Research
The Parks Lab is focused on addressing the question of how genetics and diet
interact together to contribute to common metabolic diseases, such as obesity,
diabetes, and cardiovascular disease. Through the use of large-scale systems
genetics studies we aim to identify and characterize biological pathways that
can be harnessed to treat disease. Our work is interdisciplinary in nature
and incorporates genetics, computational biology, molecular biology, and
biochemistry.
Our Current Projects
Molecular and physiological characterization of Agpat5
Agpat5 (1-acylglycerol-3-phosphate O-acyltransferase 5) was identified within a
genome-wide significant locus on chromosome 8 associated with plasma insulin
levels after 8 weeks of high-fat, high-sugar feeding. To test if Agpat5 is a
novel gene associated with plasma insulin levels and insulin resistance we
developed an antisense oligonucleotide (ASO) that silences Agpat5 expression
in vivo. In our published studies, we were able to demonstrate that silencing
Agpat5 with ASOs improves glucose tolerance in obese mice and rats2. We have
extended this observation and now have evidence that inhibiting Agpat5 in obese
mice improves the action of insulin in insulin resistant mice.
Agpat5 is not well studied and has never been implicated to play
a role in insulin resistance or diabetes. Biochemically, Agpat5 is a lipid
acyltransferase gene that can catalyze the conversion of lysophosphatidic acid
to phosphatidic acid. We are actively engaged in biochemical and molecular
studies of Agpat5 using both in vitro and in vivo model systems.
Network prioritization of human lipid GWAS loci
Large genome-wide association studies (GWAS) in humans have revolutionized our
ability to identify biological pathways and genes that influence complex traits
such as plasma cholesterol levels. However, identifing the causal gene within
genetic loci remains challenging. For many genome-wide significant loci, we
have yet to discover the underlying gene or mechanisms.
To aid in
prioritizing and identifying genes that contribute to variation in plasma
cholesterol, LDL, and HDL levels we are applying a suite of network-based
approaches to genome-wide gene expression and proteomic datasets that we and
others have generated. Through this approach we have already identified a highly
enriched sub-network of genes that are highly enriched for cholesterol
biosynthesis genes. We are actively engaged in building genome-wide networks and
screening candidate genes through in vitro and in vivo experiments.

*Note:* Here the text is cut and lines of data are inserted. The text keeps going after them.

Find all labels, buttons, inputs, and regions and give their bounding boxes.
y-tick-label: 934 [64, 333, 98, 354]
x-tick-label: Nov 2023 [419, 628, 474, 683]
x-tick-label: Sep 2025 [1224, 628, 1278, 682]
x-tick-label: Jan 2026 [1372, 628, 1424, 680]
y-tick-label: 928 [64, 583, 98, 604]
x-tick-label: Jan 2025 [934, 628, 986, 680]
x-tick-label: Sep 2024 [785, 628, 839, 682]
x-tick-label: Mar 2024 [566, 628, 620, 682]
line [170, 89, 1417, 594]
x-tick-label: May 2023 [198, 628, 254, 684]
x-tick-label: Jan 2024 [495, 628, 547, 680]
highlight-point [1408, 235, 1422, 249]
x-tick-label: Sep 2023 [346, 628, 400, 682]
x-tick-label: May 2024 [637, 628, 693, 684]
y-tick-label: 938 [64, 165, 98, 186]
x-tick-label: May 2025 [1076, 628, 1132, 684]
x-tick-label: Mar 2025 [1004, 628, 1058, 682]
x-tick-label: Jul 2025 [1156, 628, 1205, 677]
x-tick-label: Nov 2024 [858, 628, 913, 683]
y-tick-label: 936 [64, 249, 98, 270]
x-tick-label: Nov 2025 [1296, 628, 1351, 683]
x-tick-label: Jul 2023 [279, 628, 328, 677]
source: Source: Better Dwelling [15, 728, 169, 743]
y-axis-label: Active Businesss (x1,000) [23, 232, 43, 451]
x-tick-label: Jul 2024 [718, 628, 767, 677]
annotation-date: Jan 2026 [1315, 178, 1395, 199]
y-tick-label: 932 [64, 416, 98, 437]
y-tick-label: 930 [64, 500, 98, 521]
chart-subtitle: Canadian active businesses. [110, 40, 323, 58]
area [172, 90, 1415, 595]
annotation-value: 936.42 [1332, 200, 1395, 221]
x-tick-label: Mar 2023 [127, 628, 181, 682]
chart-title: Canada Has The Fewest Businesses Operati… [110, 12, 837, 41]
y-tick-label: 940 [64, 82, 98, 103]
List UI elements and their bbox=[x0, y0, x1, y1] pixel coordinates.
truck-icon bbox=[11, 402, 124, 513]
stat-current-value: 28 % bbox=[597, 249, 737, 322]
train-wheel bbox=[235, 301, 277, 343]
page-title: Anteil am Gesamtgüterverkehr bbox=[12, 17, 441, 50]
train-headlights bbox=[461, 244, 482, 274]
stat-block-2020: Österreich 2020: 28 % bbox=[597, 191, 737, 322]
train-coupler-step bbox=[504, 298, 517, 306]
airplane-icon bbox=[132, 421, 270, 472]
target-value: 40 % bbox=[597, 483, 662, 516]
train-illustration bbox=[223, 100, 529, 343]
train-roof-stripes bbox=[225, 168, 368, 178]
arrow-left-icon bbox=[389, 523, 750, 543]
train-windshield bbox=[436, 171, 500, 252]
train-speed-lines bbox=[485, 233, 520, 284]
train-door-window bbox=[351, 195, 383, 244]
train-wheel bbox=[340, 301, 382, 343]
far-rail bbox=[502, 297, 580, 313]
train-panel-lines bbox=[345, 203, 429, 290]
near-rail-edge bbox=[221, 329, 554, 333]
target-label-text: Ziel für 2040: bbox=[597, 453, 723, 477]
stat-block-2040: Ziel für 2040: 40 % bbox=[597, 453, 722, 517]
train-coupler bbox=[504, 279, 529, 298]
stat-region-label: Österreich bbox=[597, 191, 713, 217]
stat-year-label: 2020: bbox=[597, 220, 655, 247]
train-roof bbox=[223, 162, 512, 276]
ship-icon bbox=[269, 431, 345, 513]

Epistatic interactions in complex traits
Epistasis (non-additive gene-gene interactions) is ignored when performing
genome-wide association studies (GWAS). Epistasis can be detected using brute
force methods by performing pairwise association tests between a trait and
each pair of single nucleotide polymorphisms (SNPs). While computational
intensive, it is possible to test for epistasis across the genome. We are actively
optimizing methodology to exhaustively test for epistatic interactions in high
dimensional datasets. We have already identified statistically significant epistatic
interactions and plan to test if these interactions will replicate in independant
mouse populations
Defining the genetic nature of weightloss
How does a dramatic shift in caloric intake contribute to weight balance? To address
if genetics regulates this process, we have initiated studies that assess how mice
respond to dramatic shifts in food caloric content by utilizing a mouse model for
this common form of dieting. Using this model, we have observed dramatic weight-loss
of mice after only 4 weeks of changing their diet to normal caloric diet. Current
work is engaged in determining how specific diets modulate this weight-loss.